When considering a major change to an existing system, it is useful to frame it in terms of the desirable outcomes you expect the change will produce, e.g., we can scale to X more users while improving performance by a factor of Y. We’ll have more to say on that in future posts. But it is equally important to identify the desirable properties of the existing system, to make sure they are not lost or forgotten.
The original Shortcut backend was a monolithic Clojure application deployed to AWS Elastic Beanstalk. A monolith is a natural place to start when you’re not really sure what the eventual structure of the system will be. There’s a reason most applications start out this way. “Monolith first” has even been recommended as a design strategy.

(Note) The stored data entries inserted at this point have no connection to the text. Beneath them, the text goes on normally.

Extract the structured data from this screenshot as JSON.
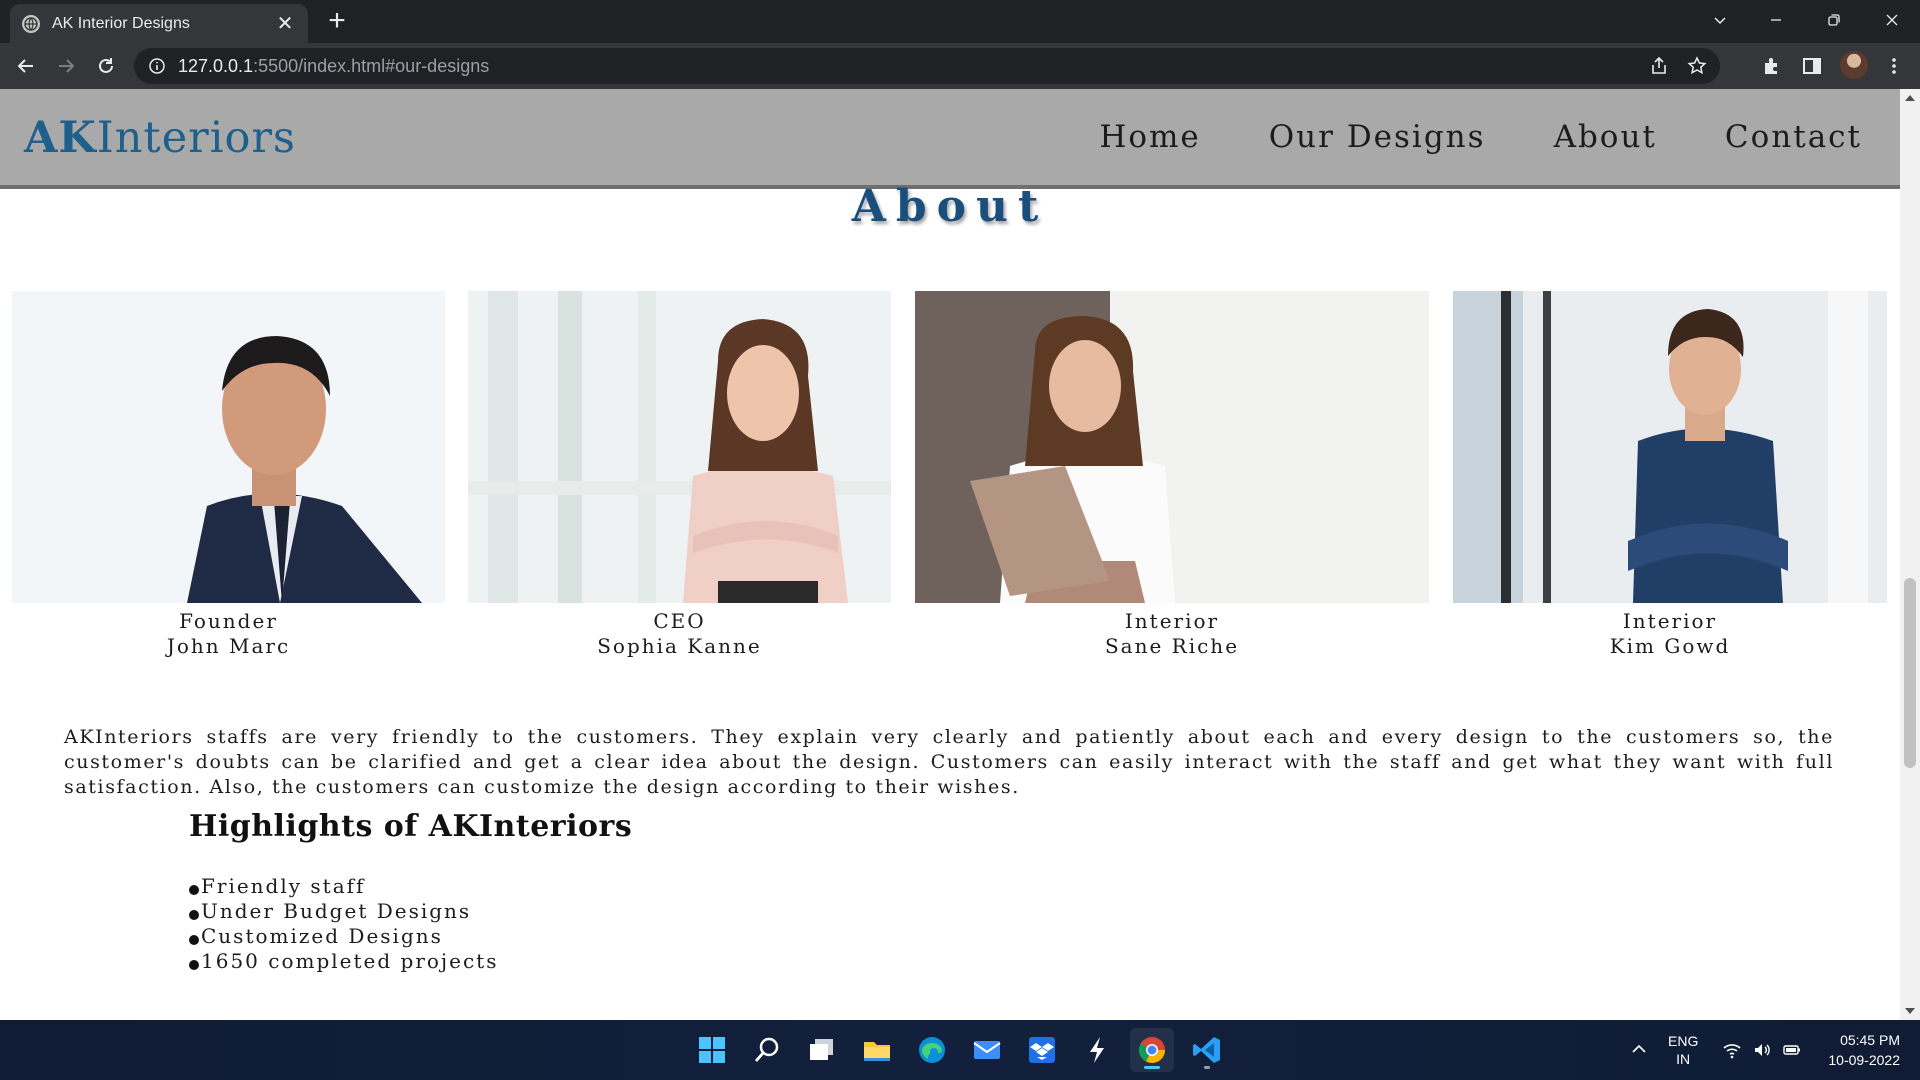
{
  "browser": {
    "tab_title": "AK Interior Designs",
    "url_host": "127.0.0.1",
    "url_rest": ":5500/index.html#our-designs"
  },
  "site": {
    "logo_bold": "AK",
    "logo_rest": "Interiors",
    "nav": [
      "Home",
      "Our Designs",
      "About",
      "Contact"
    ],
    "section_title": "About"
  },
  "team": [
    {
      "role": "Founder",
      "name": "John Marc"
    },
    {
      "role": "CEO",
      "name": "Sophia Kanne"
    },
    {
      "role": "Interior",
      "name": "Sane Riche"
    },
    {
      "role": "Interior",
      "name": "Kim Gowd"
    }
  ],
  "about_text": "AKInteriors staffs are very friendly to the customers. They explain very clearly and patiently about each and every design to the customers so, the customer's doubts can be clarified and get a clear idea about the design. Customers can easily interact with the staff and get what they want with full satisfaction. Also, the customers can customize the design according to their wishes.",
  "highlights": {
    "title": "Highlights of AKInteriors",
    "items": [
      "Friendly staff",
      "Under Budget Designs",
      "Customized Designs",
      "1650 completed projects"
    ]
  },
  "taskbar": {
    "lang_top": "ENG",
    "lang_bottom": "IN",
    "time": "05:45 PM",
    "date": "10-09-2022",
    "apps": [
      "start-icon",
      "search-icon",
      "task-view-icon",
      "file-explorer-icon",
      "edge-icon",
      "mail-icon",
      "dropbox-icon",
      "bolt-app-icon",
      "chrome-icon",
      "vscode-icon"
    ]
  },
  "colors": {
    "brand_blue": "#1f5f8b",
    "header_grey": "#a9a9a9",
    "title_blue": "#1a4f7d"
  }
}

Although a monolith itself may be a large, complex piece of software, its most attractive quality, at least at the start, is simplicity. A monolith is simple in the sense that it is a single, unified whole rather than a composition of parts. This makes life easier for developers. When you are working in a monolith, there are fewer decisions to make about where new features should be implemented. Everything goes in the same “place.” Deployment is likewise straightforward because there’s only one thing to deploy.

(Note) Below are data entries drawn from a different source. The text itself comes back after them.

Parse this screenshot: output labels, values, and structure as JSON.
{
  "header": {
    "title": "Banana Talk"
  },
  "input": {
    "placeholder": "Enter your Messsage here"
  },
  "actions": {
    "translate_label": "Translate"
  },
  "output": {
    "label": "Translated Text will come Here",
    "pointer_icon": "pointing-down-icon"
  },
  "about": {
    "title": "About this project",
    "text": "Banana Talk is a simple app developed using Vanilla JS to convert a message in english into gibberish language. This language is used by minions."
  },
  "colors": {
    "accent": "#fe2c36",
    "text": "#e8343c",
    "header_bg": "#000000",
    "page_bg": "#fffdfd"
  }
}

The monolith has other advantages that are often forgotten amidst the microservice hype. Code within a monolith can be tightly integrated, with every feature at most a function call away. Common behaviors or domain invariants can be enforced simply by calling shared code, and sharing code across components is trivial. The failure modes of a monolith are usually pretty clear: either the application works or it doesn’t. Partial failures, one of the major headaches of distributed systems, are rare in a monolith.

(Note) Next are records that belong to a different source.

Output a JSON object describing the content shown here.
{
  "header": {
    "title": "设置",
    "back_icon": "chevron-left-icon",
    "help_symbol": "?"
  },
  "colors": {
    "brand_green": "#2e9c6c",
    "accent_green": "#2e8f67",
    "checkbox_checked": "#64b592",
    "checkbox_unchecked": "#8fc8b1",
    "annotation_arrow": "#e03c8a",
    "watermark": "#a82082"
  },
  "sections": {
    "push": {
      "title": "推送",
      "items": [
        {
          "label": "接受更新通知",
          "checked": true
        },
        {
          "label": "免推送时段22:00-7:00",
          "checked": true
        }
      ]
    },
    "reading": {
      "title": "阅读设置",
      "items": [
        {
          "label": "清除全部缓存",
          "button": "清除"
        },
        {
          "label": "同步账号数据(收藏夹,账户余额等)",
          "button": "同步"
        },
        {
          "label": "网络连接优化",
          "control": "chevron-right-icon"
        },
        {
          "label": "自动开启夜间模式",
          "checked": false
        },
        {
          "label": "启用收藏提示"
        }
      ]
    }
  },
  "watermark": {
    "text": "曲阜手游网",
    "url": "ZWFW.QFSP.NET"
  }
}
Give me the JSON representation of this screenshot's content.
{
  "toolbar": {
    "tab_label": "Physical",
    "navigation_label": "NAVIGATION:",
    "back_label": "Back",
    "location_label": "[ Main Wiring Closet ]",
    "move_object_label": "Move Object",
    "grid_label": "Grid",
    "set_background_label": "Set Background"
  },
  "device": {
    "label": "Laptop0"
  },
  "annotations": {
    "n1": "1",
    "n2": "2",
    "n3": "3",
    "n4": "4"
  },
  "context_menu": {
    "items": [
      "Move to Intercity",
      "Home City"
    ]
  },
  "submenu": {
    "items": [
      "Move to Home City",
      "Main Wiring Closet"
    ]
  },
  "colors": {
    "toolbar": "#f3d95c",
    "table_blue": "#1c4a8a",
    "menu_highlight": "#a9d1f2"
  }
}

In summary, a monolith is optimized for rapid development and low operational overhead. In other words, it is exactly what an early-stage startup needs. The backend monolith served Shortcut well through the early years, when a small team was racing to build up a minimum viable feature set to compete in the crowded project-management space.
Time to change
By late 2017, the disadvantages of the monolithic design were starting to emerge. Users were starting to complain that the application felt “slow.” At the same time, our AWS bill was growing out of proportion to the number of users. Outages were becoming more common. These were clear signals that we needed to make our backend systems better, and it was difficult to do that within the monolith.
Optimizing performance of software systems is about specializing. A component that has only one job can be carefully crafted for that specific job, making it more efficient, i.e., doing more work while consuming fewer hardware resources.
For a non-software analogy, think of a Formula One race car compared with a standard car. The race car is highly optimized for the conditions of a race track, but you can’t drive it home. The standard car can drive on all kinds of roads, but it will never beat the race car on the track.
A monolith is the antithesis of specialization: It does everything. Even though it may be deployed to multiple machines, each machine must be capable of performing any task. Homogeneity is an attractive quality at first, because it seems simpler, but it means that specialization is all but impossible. In a monolith, there are fewer opportunities to optimize for specific tasks.
The evolution of the Shortcut backend architecture is largely a story of migrating from generic solutions to specific ones better-optimized for their specific jobs. By necessity, this included breaking the monolithic application into smaller services. Some of those services are small enough to qualify as “microservices,” while others are not. So our story might be called “From Monolith to Multiplicity.”
The next post will describe the first steps we took on this journey. Stay tuned.
- The Shortcut frontend (web and mobile) architecture went through equally significant changes in the same time frame, but this series will focus on the backend.